Sentirmo-nos orgulhosos de nós mesmos e de algo que realizamos é saudável e necessário como sustentação de nossa caminhada. Mas, nos envaidecermos é chamar a atenção para nós e, mais, é atribuirmos a nós um tamanho que ainda demoraremos a atingir. É preciso, portanto, valorizar, sim, as nossas conquistas, os nossos passos e a nossa jornada, mas como subprodutos para uma construção maior. Os nossos passos e as nossas conquistas devem servir como etapas para realizações maiores e expressivas. Isto é orgulhar-se de si. Quando conseguimos, de verdade, enxergar que os nossos grandes passos construirão os passos dos outros e vice-versa, o orgulho que sentiremos de nós mesmos começará a fazer sentido. Ao passo que a vaidade não empresta os seus louros para ajudar a construir os passos dos outros. Ela se encerra. Ela se basta. Ela nela mesma. E, portanto, nos induz ao erro.

Expor-se é fazer parte da vida. Não há como viver sem se expor. Porém, com critério, propósito e intenção, três pilares fundamentais e sustentáveis para que o objetivo avance e a construção seja realizada em bases sólidas.

Machado de Assis diz que “a vaidade é um princípio de corrupção. ” Quando nos corrompemos, portanto, a nossa vaidade é quem está sendo atendida, servida e alimentada.

imagem tirada da internet

A vaidade sempre esteve presente. Quando desmedida, nos faz adoecer e nos traz sofrimento. No entanto, o sofrimento nos mantém acordados. Há outros caminhos antes de sofrermos, mas me parece que este tem sido a nossa escolha. Não em todos os momentos, mas a prevalência, sim.

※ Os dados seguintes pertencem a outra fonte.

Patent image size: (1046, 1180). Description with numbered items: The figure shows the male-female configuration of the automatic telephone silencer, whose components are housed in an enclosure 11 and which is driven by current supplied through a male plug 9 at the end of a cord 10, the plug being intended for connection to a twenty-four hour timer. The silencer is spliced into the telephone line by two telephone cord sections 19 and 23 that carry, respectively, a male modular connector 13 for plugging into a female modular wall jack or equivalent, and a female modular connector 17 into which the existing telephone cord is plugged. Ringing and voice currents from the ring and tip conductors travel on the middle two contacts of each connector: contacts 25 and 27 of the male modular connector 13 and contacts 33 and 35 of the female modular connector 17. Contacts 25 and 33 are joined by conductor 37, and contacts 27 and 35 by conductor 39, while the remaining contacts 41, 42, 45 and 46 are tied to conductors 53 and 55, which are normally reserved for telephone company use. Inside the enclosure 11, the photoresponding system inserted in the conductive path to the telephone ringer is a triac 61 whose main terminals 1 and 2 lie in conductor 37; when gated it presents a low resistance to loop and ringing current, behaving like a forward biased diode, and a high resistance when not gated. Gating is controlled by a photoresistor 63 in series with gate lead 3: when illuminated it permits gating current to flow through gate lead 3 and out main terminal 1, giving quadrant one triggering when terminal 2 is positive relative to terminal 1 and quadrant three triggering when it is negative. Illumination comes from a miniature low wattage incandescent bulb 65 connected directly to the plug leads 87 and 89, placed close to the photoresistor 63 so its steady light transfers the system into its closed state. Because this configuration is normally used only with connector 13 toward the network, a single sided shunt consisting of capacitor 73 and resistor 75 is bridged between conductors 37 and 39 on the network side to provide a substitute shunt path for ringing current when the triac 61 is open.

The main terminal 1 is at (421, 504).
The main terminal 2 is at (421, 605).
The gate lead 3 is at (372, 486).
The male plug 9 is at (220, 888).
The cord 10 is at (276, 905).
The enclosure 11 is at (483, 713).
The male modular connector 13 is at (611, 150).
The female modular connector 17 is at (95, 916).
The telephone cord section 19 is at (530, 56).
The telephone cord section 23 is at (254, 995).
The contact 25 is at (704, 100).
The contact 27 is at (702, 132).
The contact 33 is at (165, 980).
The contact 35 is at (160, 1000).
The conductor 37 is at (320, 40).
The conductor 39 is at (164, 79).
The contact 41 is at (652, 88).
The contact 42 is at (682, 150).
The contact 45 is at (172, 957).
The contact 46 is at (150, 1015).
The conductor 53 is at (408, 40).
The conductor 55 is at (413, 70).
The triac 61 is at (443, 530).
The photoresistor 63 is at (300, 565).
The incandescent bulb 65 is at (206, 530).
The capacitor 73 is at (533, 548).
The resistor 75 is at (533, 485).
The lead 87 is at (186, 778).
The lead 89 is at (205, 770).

Importante aceitar que somos esta mistura de coisas boas e de coisas desprezíveis. Censurar a existência da vaidade em nós é abrir mão da percepção. Toda censura é uma luta contra a percepção. E quando não percebemos, não mudamos. Conveniente, não?

Como a vaidade nos integra, o melhor que fazemos é acolhê-la. Acredito que somente por meio do acolhimento, o entendimento é possível. E assim, vamos descobrir o que a vaidade quer de nós, o que ela busca, o que ela nos diz. Ouvir a voz dela é estabelecer um processo de escuta conosco, imprescindível se quisermos alcançar visões elaboradas sobre a vida.

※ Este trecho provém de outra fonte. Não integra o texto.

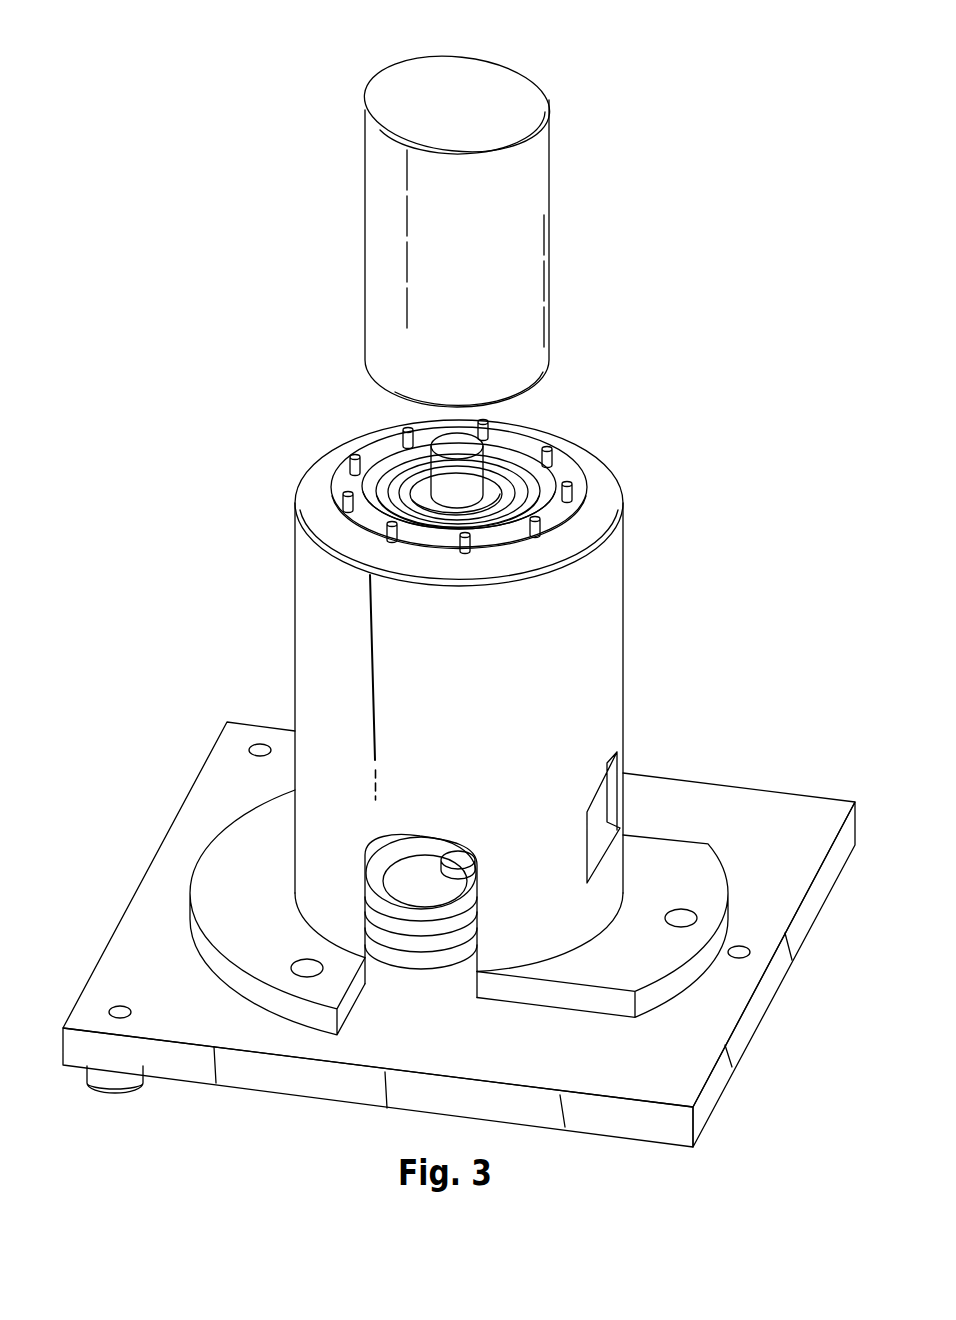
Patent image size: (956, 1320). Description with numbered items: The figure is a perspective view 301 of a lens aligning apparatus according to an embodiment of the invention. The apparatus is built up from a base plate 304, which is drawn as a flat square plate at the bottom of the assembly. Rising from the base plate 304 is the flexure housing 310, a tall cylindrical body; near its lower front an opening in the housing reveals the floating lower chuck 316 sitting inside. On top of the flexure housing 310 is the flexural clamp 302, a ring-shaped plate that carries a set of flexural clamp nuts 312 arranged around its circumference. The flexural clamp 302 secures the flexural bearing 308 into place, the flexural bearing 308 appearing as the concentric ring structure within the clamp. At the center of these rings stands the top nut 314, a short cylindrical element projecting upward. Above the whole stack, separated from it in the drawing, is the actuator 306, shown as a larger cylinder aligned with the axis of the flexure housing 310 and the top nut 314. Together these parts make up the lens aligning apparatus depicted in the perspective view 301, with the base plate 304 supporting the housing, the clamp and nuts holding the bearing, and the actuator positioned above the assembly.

The perspective view 301 is at (258, 182).
The flexural clamp 302 is at (342, 483).
The base plate 304 is at (592, 1064).
The actuator 306 is at (530, 182).
The flexural bearing 308 is at (512, 503).
The flexure housing 310 is at (560, 664).
The flexural clamp nuts 312 is at (575, 497).
The top nut 314 is at (487, 468).
The floating lower chuck 316 is at (432, 888).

Quando nos escutamos, automaticamente escutamos e percebemos o outro. Nossa identidade começa a passar por reformulações e nos enxergar passa a ser constante. Nossas lacunas vão sendo preenchidas pelos nossos avanços e pelos frutos dos nossos bastidores descortinados. A vaidade é uma das nossas fragilidades. É preciso coragem para lidar com elas, portanto.

Quero encerrar este texto, mas não a reflexão, com duas provocações de autores fundamentais de nossa literatura.

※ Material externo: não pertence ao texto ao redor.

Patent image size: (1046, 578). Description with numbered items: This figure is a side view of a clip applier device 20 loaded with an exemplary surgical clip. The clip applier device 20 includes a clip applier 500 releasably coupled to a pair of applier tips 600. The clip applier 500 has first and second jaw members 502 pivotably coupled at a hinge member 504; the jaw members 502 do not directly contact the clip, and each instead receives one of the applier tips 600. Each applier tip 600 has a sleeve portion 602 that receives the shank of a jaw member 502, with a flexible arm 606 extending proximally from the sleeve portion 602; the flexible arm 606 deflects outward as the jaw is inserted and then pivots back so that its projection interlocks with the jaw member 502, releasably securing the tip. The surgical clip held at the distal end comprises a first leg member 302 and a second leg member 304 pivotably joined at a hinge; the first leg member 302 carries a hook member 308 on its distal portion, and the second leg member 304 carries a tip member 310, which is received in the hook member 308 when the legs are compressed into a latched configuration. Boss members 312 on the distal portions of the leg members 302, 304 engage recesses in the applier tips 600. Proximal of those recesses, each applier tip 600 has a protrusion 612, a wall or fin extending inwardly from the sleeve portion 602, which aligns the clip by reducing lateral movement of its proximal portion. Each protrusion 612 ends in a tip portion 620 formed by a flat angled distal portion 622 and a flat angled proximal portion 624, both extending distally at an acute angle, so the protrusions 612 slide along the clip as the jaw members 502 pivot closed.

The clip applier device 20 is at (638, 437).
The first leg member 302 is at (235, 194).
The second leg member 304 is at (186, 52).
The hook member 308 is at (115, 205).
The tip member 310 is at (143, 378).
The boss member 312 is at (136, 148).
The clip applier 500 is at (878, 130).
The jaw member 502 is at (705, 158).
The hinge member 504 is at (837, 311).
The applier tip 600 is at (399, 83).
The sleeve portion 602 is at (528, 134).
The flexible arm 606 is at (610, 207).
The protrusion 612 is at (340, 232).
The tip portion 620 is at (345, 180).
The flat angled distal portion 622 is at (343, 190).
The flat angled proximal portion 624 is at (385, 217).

A primeira é de Tolstói, escritor russo do século XIX, que diz:

“Se queres ser universal, começa por pintar a tua aldeia. ”

Que nossas aldeias internas sejam valorizadas por nós, que tanto nos dizem, mas que não as ouvimos. Se as ouvíssemos, nossa universalidade já teria sido alcançada. Há muito por fazer dentro de nossas casas, em nossas aldeias interiores. E o trabalho está apenas começando.

Pintar as nossas aldeias trará uma nova experiência de um olhar novo para nós mesmos. Um retorno para nossa aldeia, um lugar que sempre foi nosso. Por excesso de exposição e de vaidades desmedidas, nossas aldeias ficaram apagadas no escuro. Mas as tintas que usaremos na nossa pintura retomarão as luzes que, uma vez acesas, de verdade, nunca mais se apagarão.

E a segunda é de Balzac, escritor francês do século XVIII, que diz:

“Deve-se deixar a vaidade aos que não têm outra coisa para exibir. ”

Que possamos enxergar o que há de nobre em nós e mostrá-lo ao mundo como tentativa de construirmos algo sólido. Se conseguirmos, teremos deixado de viver e de presenciar tentativas disfarçadas de afastar o outro das possibilidades as quais ele tem direito, porque isto é pura vaidade. Ela, a partir deste dia, não fará mais sentido para nós.